The mystery is: Why didn’t something like the Occupy Wall Street campaign begin much earlier than three weeks ago? Now the idea has spread from its starting point in lower Manhattan, loosely linked collections of demonstrators gathering outside the Federal Reserve Bank in Chicago, near City Hall in Los Angeles, in Washington, D.C., with plans in the works from Memphis to Minneapolis and Baltimore. 

Those who have ventured among the demonstrators have found a broad range of grievances. Some of the protesters, most of them younger, focus their fury on big banks. Others point at big oil companies. There is concern about the impact of globalization, the lack of jobs, even the heavy debt many students must accumulate to pay for their education. What pulls all of this dismay together? More than anything, the sense of something amiss is captured by the deepening income inequality. 

The complaint doesn’t involve envy, or in some way a class war. Practically everyone understands the reality of some doing better than others, of the larger benefits of such financial rewards. What frustrates is the way incomes at the highest levels, the top 1 percent and above, have soared in recent decades while those in the bottom 80 percent have stagnated, and then eroded essentially in view of the rising cost of health care. 

Before the economic downturn, the country mostly prospered for three decades. Does it seem fair that the top 1 percent has enjoyed a 281 percent increase in income, compared to 25 percent for those in the middle one-fifth of households? 

Does that reflect a division based on merit, those at the top so much more the reason for the economy’s performance? And then the well-compensated Wall Street failed at its most basic task, deploying capital and managing risk. 

The inequality expands the higher up the income ladder. According to the Congressional Budget Office, the average after-tax income of the top 0.01 percent of households went from roughly $4 million in 1979 to more than $24 million — an increase in the area of 600 percent. 

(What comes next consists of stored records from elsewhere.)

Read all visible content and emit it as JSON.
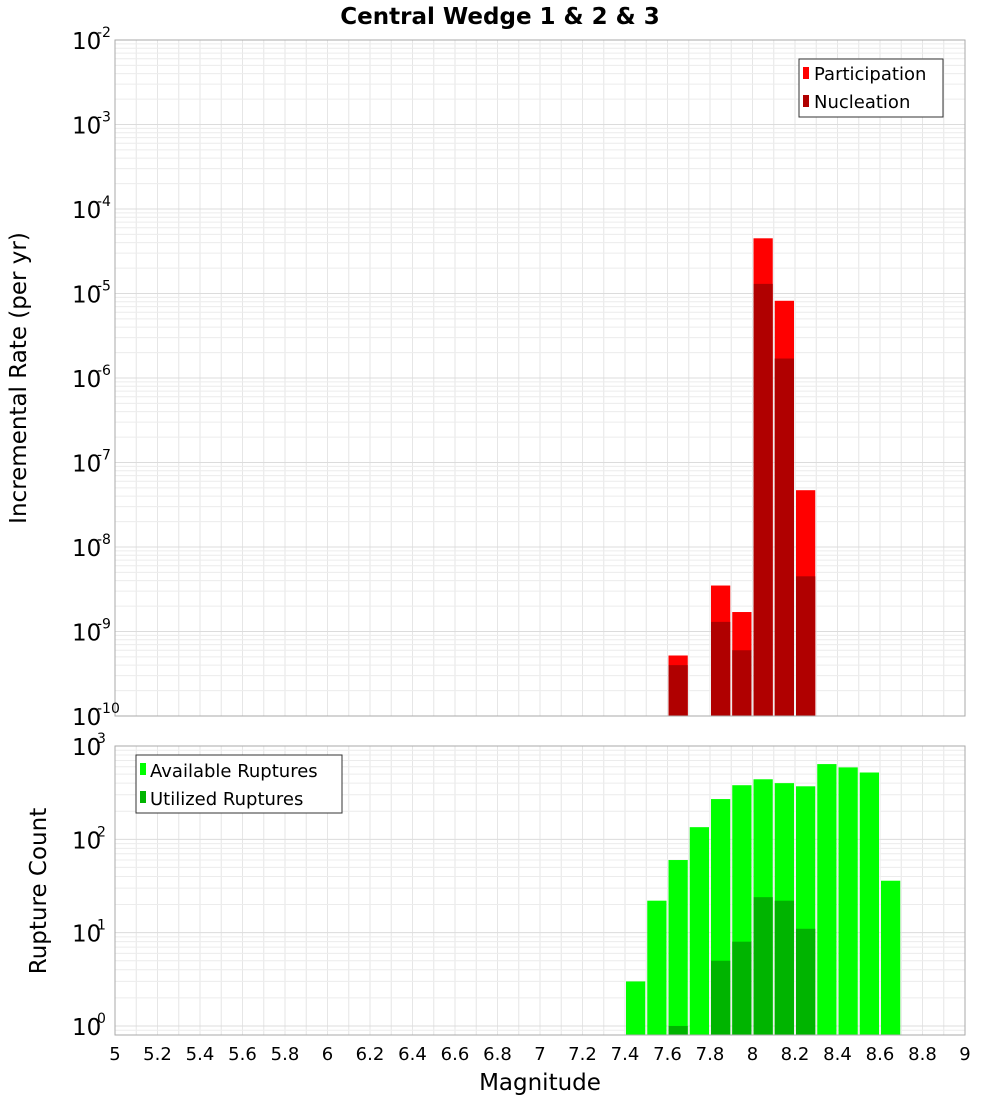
{
  "title": "Central Wedge 1 & 2 & 3",
  "colors": {
    "participation": "#ff0000",
    "nucleation": "#b00000",
    "available": "#00ff00",
    "utilized": "#00b400",
    "grid": "#e6e6e6",
    "frame": "#aaaaaa"
  },
  "chart_data": [
    {
      "type": "bar",
      "panel": "top",
      "title": "Central Wedge 1 & 2 & 3",
      "ylabel": "Incremental Rate (per yr)",
      "yscale": "log",
      "ylim": [
        1e-10,
        0.01
      ],
      "xlim": [
        5,
        9
      ],
      "grid": true,
      "legend_position": "top-right",
      "legend": [
        "Participation",
        "Nucleation"
      ],
      "y_ticks": [
        {
          "base": "10",
          "exp": "-10",
          "value": 1e-10
        },
        {
          "base": "10",
          "exp": "-9",
          "value": 1e-09
        },
        {
          "base": "10",
          "exp": "-8",
          "value": 1e-08
        },
        {
          "base": "10",
          "exp": "-7",
          "value": 1e-07
        },
        {
          "base": "10",
          "exp": "-6",
          "value": 1e-06
        },
        {
          "base": "10",
          "exp": "-5",
          "value": 1e-05
        },
        {
          "base": "10",
          "exp": "-4",
          "value": 0.0001
        },
        {
          "base": "10",
          "exp": "-3",
          "value": 0.001
        },
        {
          "base": "10",
          "exp": "-2",
          "value": 0.01
        }
      ],
      "series": [
        {
          "name": "Participation",
          "x": [
            7.65,
            7.85,
            7.95,
            8.05,
            8.15,
            8.25
          ],
          "values": [
            5.2e-10,
            3.5e-09,
            1.7e-09,
            4.5e-05,
            8.2e-06,
            4.7e-08
          ]
        },
        {
          "name": "Nucleation",
          "x": [
            7.65,
            7.85,
            7.95,
            8.05,
            8.15,
            8.25
          ],
          "values": [
            4e-10,
            1.3e-09,
            6e-10,
            1.3e-05,
            1.7e-06,
            4.5e-09
          ]
        }
      ]
    },
    {
      "type": "bar",
      "panel": "bottom",
      "xlabel": "Magnitude",
      "ylabel": "Rupture Count",
      "yscale": "log",
      "ylim": [
        0.8,
        1000
      ],
      "xlim": [
        5,
        9
      ],
      "grid": true,
      "legend_position": "top-left",
      "legend": [
        "Available Ruptures",
        "Utilized Ruptures"
      ],
      "y_ticks": [
        {
          "base": "10",
          "exp": "0",
          "value": 1
        },
        {
          "base": "10",
          "exp": "1",
          "value": 10
        },
        {
          "base": "10",
          "exp": "2",
          "value": 100
        },
        {
          "base": "10",
          "exp": "3",
          "value": 1000
        }
      ],
      "x_ticks": [
        "5",
        "5.2",
        "5.4",
        "5.6",
        "5.8",
        "6",
        "6.2",
        "6.4",
        "6.6",
        "6.8",
        "7",
        "7.2",
        "7.4",
        "7.6",
        "7.8",
        "8",
        "8.2",
        "8.4",
        "8.6",
        "8.8",
        "9"
      ],
      "series": [
        {
          "name": "Available Ruptures",
          "x": [
            7.45,
            7.55,
            7.65,
            7.75,
            7.85,
            7.95,
            8.05,
            8.15,
            8.25,
            8.35,
            8.45,
            8.55,
            8.65
          ],
          "values": [
            3,
            22,
            60,
            135,
            270,
            380,
            440,
            400,
            370,
            640,
            590,
            520,
            36
          ]
        },
        {
          "name": "Utilized Ruptures",
          "x": [
            7.65,
            7.85,
            7.95,
            8.05,
            8.15,
            8.25
          ],
          "values": [
            1,
            5,
            8,
            24,
            22,
            11
          ]
        }
      ]
    }
  ]
}
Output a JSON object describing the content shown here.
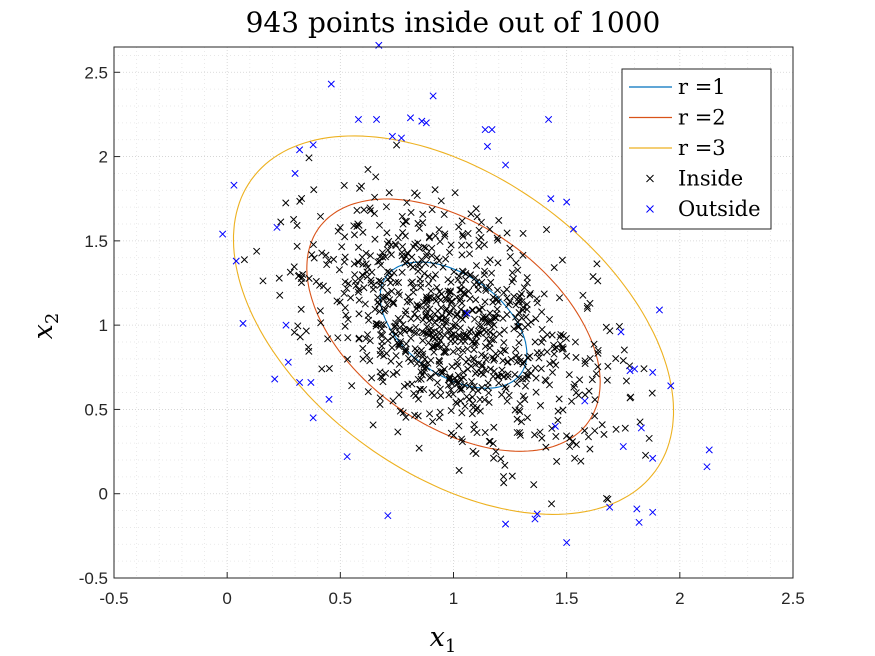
{
  "chart_data": {
    "type": "scatter",
    "title": "943 points inside out of 1000",
    "xlabel": "x",
    "xlabel_sub": "1",
    "ylabel": "x",
    "ylabel_sub": "2",
    "xlim": [
      -0.5,
      2.5
    ],
    "ylim": [
      -0.5,
      2.65
    ],
    "xticks": [
      "-0.5",
      "0",
      "0.5",
      "1",
      "1.5",
      "2",
      "2.5"
    ],
    "yticks": [
      "-0.5",
      "0",
      "0.5",
      "1",
      "1.5",
      "2",
      "2.5"
    ],
    "grid": "on (major and minor, dotted)",
    "legend_location": "top-right",
    "ellipse": {
      "center": [
        1.0,
        1.0
      ],
      "covariance": [
        [
          0.105,
          -0.055
        ],
        [
          -0.055,
          0.14
        ]
      ]
    },
    "series": [
      {
        "name": "r =1",
        "kind": "contour",
        "r": 1,
        "color": "#0072BD"
      },
      {
        "name": "r =2",
        "kind": "contour",
        "r": 2,
        "color": "#D95319"
      },
      {
        "name": "r =3",
        "kind": "contour",
        "r": 3,
        "color": "#EDB120"
      },
      {
        "name": "Inside",
        "kind": "points",
        "marker": "x",
        "color": "#000000",
        "count": 943,
        "note": "dense cloud inside r=3 (approximated)"
      },
      {
        "name": "Outside",
        "kind": "points",
        "marker": "x",
        "color": "#0000FF",
        "count": 57,
        "points": [
          [
            0.67,
            2.66
          ],
          [
            0.46,
            2.43
          ],
          [
            0.91,
            2.36
          ],
          [
            0.58,
            2.22
          ],
          [
            0.66,
            2.22
          ],
          [
            0.81,
            2.23
          ],
          [
            0.86,
            2.21
          ],
          [
            0.88,
            2.2
          ],
          [
            0.73,
            2.12
          ],
          [
            0.77,
            2.11
          ],
          [
            1.42,
            2.22
          ],
          [
            1.14,
            2.16
          ],
          [
            1.17,
            2.16
          ],
          [
            0.32,
            2.04
          ],
          [
            0.38,
            2.07
          ],
          [
            0.03,
            1.83
          ],
          [
            1.15,
            2.06
          ],
          [
            1.23,
            1.95
          ],
          [
            -0.02,
            1.54
          ],
          [
            0.04,
            1.38
          ],
          [
            0.22,
            1.58
          ],
          [
            1.43,
            1.75
          ],
          [
            1.5,
            1.73
          ],
          [
            1.53,
            1.57
          ],
          [
            1.06,
            1.07
          ],
          [
            0.07,
            1.01
          ],
          [
            0.26,
            1.0
          ],
          [
            0.21,
            0.68
          ],
          [
            0.27,
            0.78
          ],
          [
            0.32,
            0.66
          ],
          [
            0.37,
            0.66
          ],
          [
            0.45,
            0.56
          ],
          [
            0.38,
            0.45
          ],
          [
            1.74,
            0.96
          ],
          [
            1.8,
            0.74
          ],
          [
            1.78,
            0.73
          ],
          [
            1.88,
            0.72
          ],
          [
            1.91,
            1.09
          ],
          [
            1.96,
            0.64
          ],
          [
            1.83,
            0.39
          ],
          [
            1.75,
            0.28
          ],
          [
            1.88,
            0.21
          ],
          [
            2.13,
            0.26
          ],
          [
            2.12,
            0.16
          ],
          [
            0.53,
            0.22
          ],
          [
            1.69,
            -0.08
          ],
          [
            1.81,
            -0.09
          ],
          [
            1.82,
            -0.17
          ],
          [
            1.88,
            -0.11
          ],
          [
            0.71,
            -0.13
          ],
          [
            1.23,
            -0.18
          ],
          [
            1.36,
            -0.15
          ],
          [
            1.37,
            -0.12
          ],
          [
            1.5,
            -0.29
          ],
          [
            1.58,
            0.55
          ],
          [
            1.45,
            0.4
          ],
          [
            0.3,
            1.9
          ]
        ]
      }
    ]
  }
}
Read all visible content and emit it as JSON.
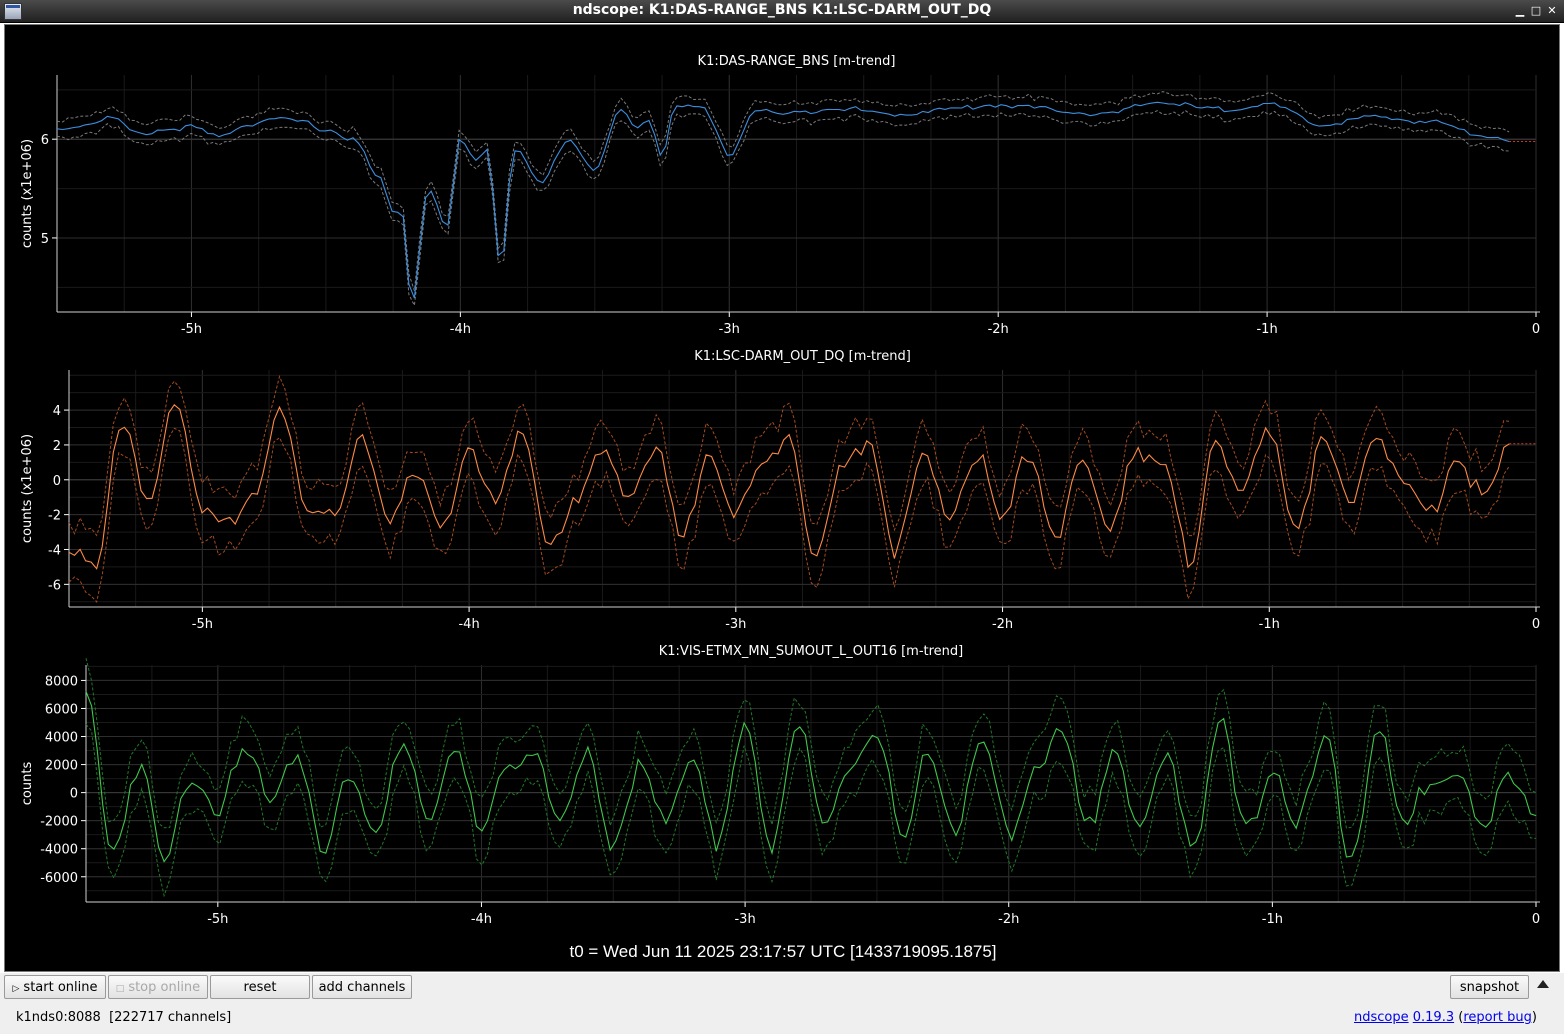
{
  "window": {
    "title": "ndscope: K1:DAS-RANGE_BNS K1:LSC-DARM_OUT_DQ"
  },
  "plots": [
    {
      "title": "K1:DAS-RANGE_BNS [m-trend]",
      "ylabel": "counts (x1e+06)",
      "yticks": [
        {
          "v": 5,
          "label": "5"
        },
        {
          "v": 6,
          "label": "6"
        }
      ],
      "ylim": [
        4.25,
        6.65
      ],
      "color": "#3c8fdf",
      "band_color": "#7a7a7a",
      "ref_value": 6,
      "tail_color": "#d13a2a"
    },
    {
      "title": "K1:LSC-DARM_OUT_DQ [m-trend]",
      "ylabel": "counts (x1e+06)",
      "yticks": [
        {
          "v": 4,
          "label": "4"
        },
        {
          "v": 2,
          "label": "2"
        },
        {
          "v": 0,
          "label": "0"
        },
        {
          "v": -2,
          "label": "-2"
        },
        {
          "v": -4,
          "label": "-4"
        },
        {
          "v": -6,
          "label": "-6"
        }
      ],
      "ylim": [
        -7.3,
        6.3
      ],
      "color": "#ff8a45",
      "band_color": "#a44b1e",
      "ref_value": 0,
      "tail_color": "#d13a2a"
    },
    {
      "title": "K1:VIS-ETMX_MN_SUMOUT_L_OUT16 [m-trend]",
      "ylabel": "counts",
      "yticks": [
        {
          "v": 8000,
          "label": "8000"
        },
        {
          "v": 6000,
          "label": "6000"
        },
        {
          "v": 4000,
          "label": "4000"
        },
        {
          "v": 2000,
          "label": "2000"
        },
        {
          "v": 0,
          "label": "0"
        },
        {
          "v": -2000,
          "label": "-2000"
        },
        {
          "v": -4000,
          "label": "-4000"
        },
        {
          "v": -6000,
          "label": "-6000"
        }
      ],
      "ylim": [
        -7800,
        9100
      ],
      "color": "#3fc84a",
      "band_color": "#1f7a26",
      "ref_value": 0,
      "tail_color": "#d13a2a"
    }
  ],
  "xaxis": {
    "unit": "hours",
    "xlim": [
      -5.5,
      0
    ],
    "ticks": [
      {
        "v": -5,
        "label": "-5h"
      },
      {
        "v": -4,
        "label": "-4h"
      },
      {
        "v": -3,
        "label": "-3h"
      },
      {
        "v": -2,
        "label": "-2h"
      },
      {
        "v": -1,
        "label": "-1h"
      },
      {
        "v": 0,
        "label": "0"
      }
    ]
  },
  "t0_label": "t0 = Wed Jun 11 2025 23:17:57 UTC [1433719095.1875]",
  "toolbar": {
    "start_online": "start online",
    "stop_online": "stop online",
    "reset": "reset",
    "add_channels": "add channels",
    "snapshot": "snapshot"
  },
  "status": {
    "server": "k1nds0:8088",
    "channels": "[222717 channels]",
    "app_name": "ndscope",
    "version": "0.19.3",
    "report_bug": "report bug"
  },
  "chart_data": [
    {
      "type": "line",
      "title": "K1:DAS-RANGE_BNS [m-trend]",
      "xlabel": "",
      "ylabel": "counts (x1e+06)",
      "xlim": [
        -5.5,
        0
      ],
      "ylim": [
        4.25,
        6.65
      ],
      "grid": true,
      "x": [
        -5.5,
        -5.4,
        -5.3,
        -5.2,
        -5.1,
        -5.0,
        -4.9,
        -4.8,
        -4.7,
        -4.6,
        -4.5,
        -4.4,
        -4.3,
        -4.25,
        -4.22,
        -4.18,
        -4.12,
        -4.05,
        -4.0,
        -3.95,
        -3.9,
        -3.85,
        -3.8,
        -3.7,
        -3.6,
        -3.5,
        -3.4,
        -3.35,
        -3.3,
        -3.25,
        -3.2,
        -3.1,
        -3.0,
        -2.9,
        -2.8,
        -2.6,
        -2.4,
        -2.2,
        -2.0,
        -1.8,
        -1.6,
        -1.4,
        -1.2,
        -1.0,
        -0.8,
        -0.6,
        -0.4,
        -0.2,
        -0.1
      ],
      "series": [
        {
          "values": [
            6.1,
            6.15,
            6.22,
            6.05,
            6.1,
            6.12,
            6.02,
            6.15,
            6.2,
            6.18,
            6.1,
            6.0,
            5.6,
            5.25,
            5.3,
            4.35,
            5.5,
            5.1,
            6.0,
            5.8,
            5.9,
            4.75,
            5.9,
            5.55,
            6.0,
            5.7,
            6.3,
            6.1,
            6.2,
            5.85,
            6.35,
            6.3,
            5.85,
            6.3,
            6.25,
            6.32,
            6.25,
            6.3,
            6.35,
            6.3,
            6.25,
            6.38,
            6.3,
            6.35,
            6.15,
            6.22,
            6.18,
            6.05,
            6.0
          ]
        }
      ]
    },
    {
      "type": "line",
      "title": "K1:LSC-DARM_OUT_DQ [m-trend]",
      "xlabel": "",
      "ylabel": "counts (x1e+06)",
      "xlim": [
        -5.5,
        0
      ],
      "ylim": [
        -7.3,
        6.3
      ],
      "grid": true,
      "x": [
        -5.5,
        -5.4,
        -5.3,
        -5.2,
        -5.1,
        -5.0,
        -4.9,
        -4.8,
        -4.7,
        -4.6,
        -4.5,
        -4.4,
        -4.3,
        -4.2,
        -4.1,
        -4.0,
        -3.9,
        -3.8,
        -3.7,
        -3.6,
        -3.5,
        -3.4,
        -3.3,
        -3.2,
        -3.1,
        -3.0,
        -2.9,
        -2.8,
        -2.7,
        -2.6,
        -2.5,
        -2.4,
        -2.3,
        -2.2,
        -2.1,
        -2.0,
        -1.9,
        -1.8,
        -1.7,
        -1.6,
        -1.5,
        -1.4,
        -1.3,
        -1.2,
        -1.1,
        -1.0,
        -0.9,
        -0.8,
        -0.7,
        -0.6,
        -0.5,
        -0.4,
        -0.3,
        -0.2,
        -0.1
      ],
      "series": [
        {
          "values": [
            -3.5,
            -5.5,
            3.5,
            -1.0,
            4.0,
            -1.5,
            -2.0,
            -1.0,
            4.0,
            -1.5,
            -2.5,
            2.5,
            -2.0,
            0.0,
            -3.0,
            2.0,
            -1.5,
            2.5,
            -3.5,
            -1.5,
            1.5,
            -0.5,
            1.5,
            -3.5,
            2.0,
            -2.0,
            0.5,
            3.0,
            -4.5,
            0.5,
            2.5,
            -4.0,
            1.0,
            -2.0,
            1.5,
            -2.5,
            1.5,
            -3.0,
            0.5,
            -2.5,
            2.0,
            0.5,
            -4.5,
            2.5,
            -1.0,
            3.0,
            -2.5,
            2.0,
            -1.5,
            3.0,
            -0.5,
            -2.0,
            1.5,
            -1.0,
            1.5
          ]
        }
      ]
    },
    {
      "type": "line",
      "title": "K1:VIS-ETMX_MN_SUMOUT_L_OUT16 [m-trend]",
      "xlabel": "",
      "ylabel": "counts",
      "xlim": [
        -5.5,
        0
      ],
      "ylim": [
        -7800,
        9100
      ],
      "grid": true,
      "x": [
        -5.5,
        -5.4,
        -5.3,
        -5.2,
        -5.1,
        -5.0,
        -4.9,
        -4.8,
        -4.7,
        -4.6,
        -4.5,
        -4.4,
        -4.3,
        -4.2,
        -4.1,
        -4.0,
        -3.9,
        -3.8,
        -3.7,
        -3.6,
        -3.5,
        -3.4,
        -3.3,
        -3.2,
        -3.1,
        -3.0,
        -2.9,
        -2.8,
        -2.7,
        -2.6,
        -2.5,
        -2.4,
        -2.3,
        -2.2,
        -2.1,
        -2.0,
        -1.9,
        -1.8,
        -1.7,
        -1.6,
        -1.5,
        -1.4,
        -1.3,
        -1.2,
        -1.1,
        -1.0,
        -0.9,
        -0.8,
        -0.7,
        -0.6,
        -0.5,
        -0.4,
        -0.3,
        -0.2,
        -0.1,
        0.0
      ],
      "series": [
        {
          "values": [
            7000,
            -4000,
            2000,
            -5000,
            1500,
            -1000,
            2500,
            0,
            3000,
            -4500,
            1500,
            -2500,
            3000,
            -2000,
            3500,
            -3000,
            1500,
            3500,
            -2500,
            2500,
            -3500,
            2000,
            -2500,
            3000,
            -3500,
            4500,
            -3500,
            5000,
            -3000,
            2000,
            4500,
            -4000,
            3000,
            -2500,
            3500,
            -3000,
            2000,
            4000,
            -2500,
            3500,
            -3000,
            2500,
            -3500,
            5000,
            -3000,
            2000,
            -2000,
            3500,
            -4500,
            4500,
            -2500,
            1000,
            2000,
            -3000,
            1500,
            -1000
          ]
        }
      ]
    }
  ]
}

All the while, the effective income tax rate for the top 1 percent declined, according to the Internal Revenue Service, from 33 percent in the middle 1980s to 23 percent two decades later. Other industrial countries experienced similar rates of economic growth. They do not have such levels of income inequality. Many feature higher rates of upward mobility than this country. 

What do the demonstrators want? The country would benefit from full attention paid to the widening disparity in incomes, to the wealthiest households capturing almost all of the raises.